I used to think my fairy wrasses would care if there was no sand bed, as I used to have a
C. rubriventralis who would occasionally sleep buried in the sand. Eventually he stopped doing that though, in preference for spots in the rocks that he could make a sleeping cocoon. I have never observed my
C. lubbocki or my
C. cyanopleura sleep in the sand either, they find nooks and crevasses to sleep in and they seem to be OK with that. So personally I've lost another reason to not abandon the sand bed since I used to say "my fairy wrasse sleeps in the sand bed."
Sand sifting gobies, and burrowing fish such as jawfish require a soft subtrate still of course. Of course in the case of a jawfish you not only require a sand bed but you require a DEEP sandbed so the fish can make a burrow with the proper depth and so on.

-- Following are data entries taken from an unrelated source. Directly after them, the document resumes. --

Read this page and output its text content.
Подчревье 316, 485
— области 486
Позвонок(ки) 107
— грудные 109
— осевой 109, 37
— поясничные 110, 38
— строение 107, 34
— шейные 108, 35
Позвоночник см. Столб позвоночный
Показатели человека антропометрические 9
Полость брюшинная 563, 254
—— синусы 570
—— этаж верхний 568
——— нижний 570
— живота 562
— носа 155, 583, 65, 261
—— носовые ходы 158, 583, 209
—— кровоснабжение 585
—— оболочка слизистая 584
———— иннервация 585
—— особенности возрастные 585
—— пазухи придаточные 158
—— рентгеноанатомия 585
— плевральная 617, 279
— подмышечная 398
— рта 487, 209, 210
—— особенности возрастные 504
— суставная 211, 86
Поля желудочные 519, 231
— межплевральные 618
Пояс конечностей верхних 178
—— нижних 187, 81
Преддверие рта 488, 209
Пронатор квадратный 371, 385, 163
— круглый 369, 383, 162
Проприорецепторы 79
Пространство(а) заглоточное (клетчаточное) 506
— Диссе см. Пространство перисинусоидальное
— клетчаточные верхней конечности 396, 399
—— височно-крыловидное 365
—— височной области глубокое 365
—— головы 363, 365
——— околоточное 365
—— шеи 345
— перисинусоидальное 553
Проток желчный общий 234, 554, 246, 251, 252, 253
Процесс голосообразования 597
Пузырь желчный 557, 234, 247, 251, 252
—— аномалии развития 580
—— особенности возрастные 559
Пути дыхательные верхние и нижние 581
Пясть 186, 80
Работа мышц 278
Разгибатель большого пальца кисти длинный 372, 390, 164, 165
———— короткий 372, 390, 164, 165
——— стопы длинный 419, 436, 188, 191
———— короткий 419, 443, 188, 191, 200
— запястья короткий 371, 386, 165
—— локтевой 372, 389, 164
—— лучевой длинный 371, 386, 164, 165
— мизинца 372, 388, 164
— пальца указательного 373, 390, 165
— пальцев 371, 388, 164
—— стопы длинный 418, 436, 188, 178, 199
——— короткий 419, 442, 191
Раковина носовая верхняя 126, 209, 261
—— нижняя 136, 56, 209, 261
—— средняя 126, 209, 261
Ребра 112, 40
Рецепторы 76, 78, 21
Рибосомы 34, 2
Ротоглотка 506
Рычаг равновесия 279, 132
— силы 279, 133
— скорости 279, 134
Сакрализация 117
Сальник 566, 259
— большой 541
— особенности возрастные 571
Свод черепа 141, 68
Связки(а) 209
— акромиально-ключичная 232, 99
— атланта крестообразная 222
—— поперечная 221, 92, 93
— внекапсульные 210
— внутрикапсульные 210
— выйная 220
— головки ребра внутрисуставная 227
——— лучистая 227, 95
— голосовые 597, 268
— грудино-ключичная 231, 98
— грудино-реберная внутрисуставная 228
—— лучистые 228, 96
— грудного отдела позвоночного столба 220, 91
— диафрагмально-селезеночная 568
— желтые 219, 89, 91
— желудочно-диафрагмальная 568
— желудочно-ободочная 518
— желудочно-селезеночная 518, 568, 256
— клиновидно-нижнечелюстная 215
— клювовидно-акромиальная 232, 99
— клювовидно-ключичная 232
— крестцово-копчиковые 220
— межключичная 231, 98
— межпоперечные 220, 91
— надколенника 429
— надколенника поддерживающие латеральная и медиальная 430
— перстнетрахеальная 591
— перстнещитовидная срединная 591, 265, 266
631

But as for other fish, at least, I can't imagine that any of my fish (tang, wrasses, clowns, hawkfish, blenny) care enough about the sandbed that whether it's there or not has any impact on psychological well being. I'd say rocks with hiding holes and texture is more important to them.
Now LPS though .. I always thought some LPS look better on sand. Open brain corals, plate corals, etc. I think these seem to belong on a sandbed. I suppose you could have them on a hard substrate but it seems kind of .. I dunno .. not quite right.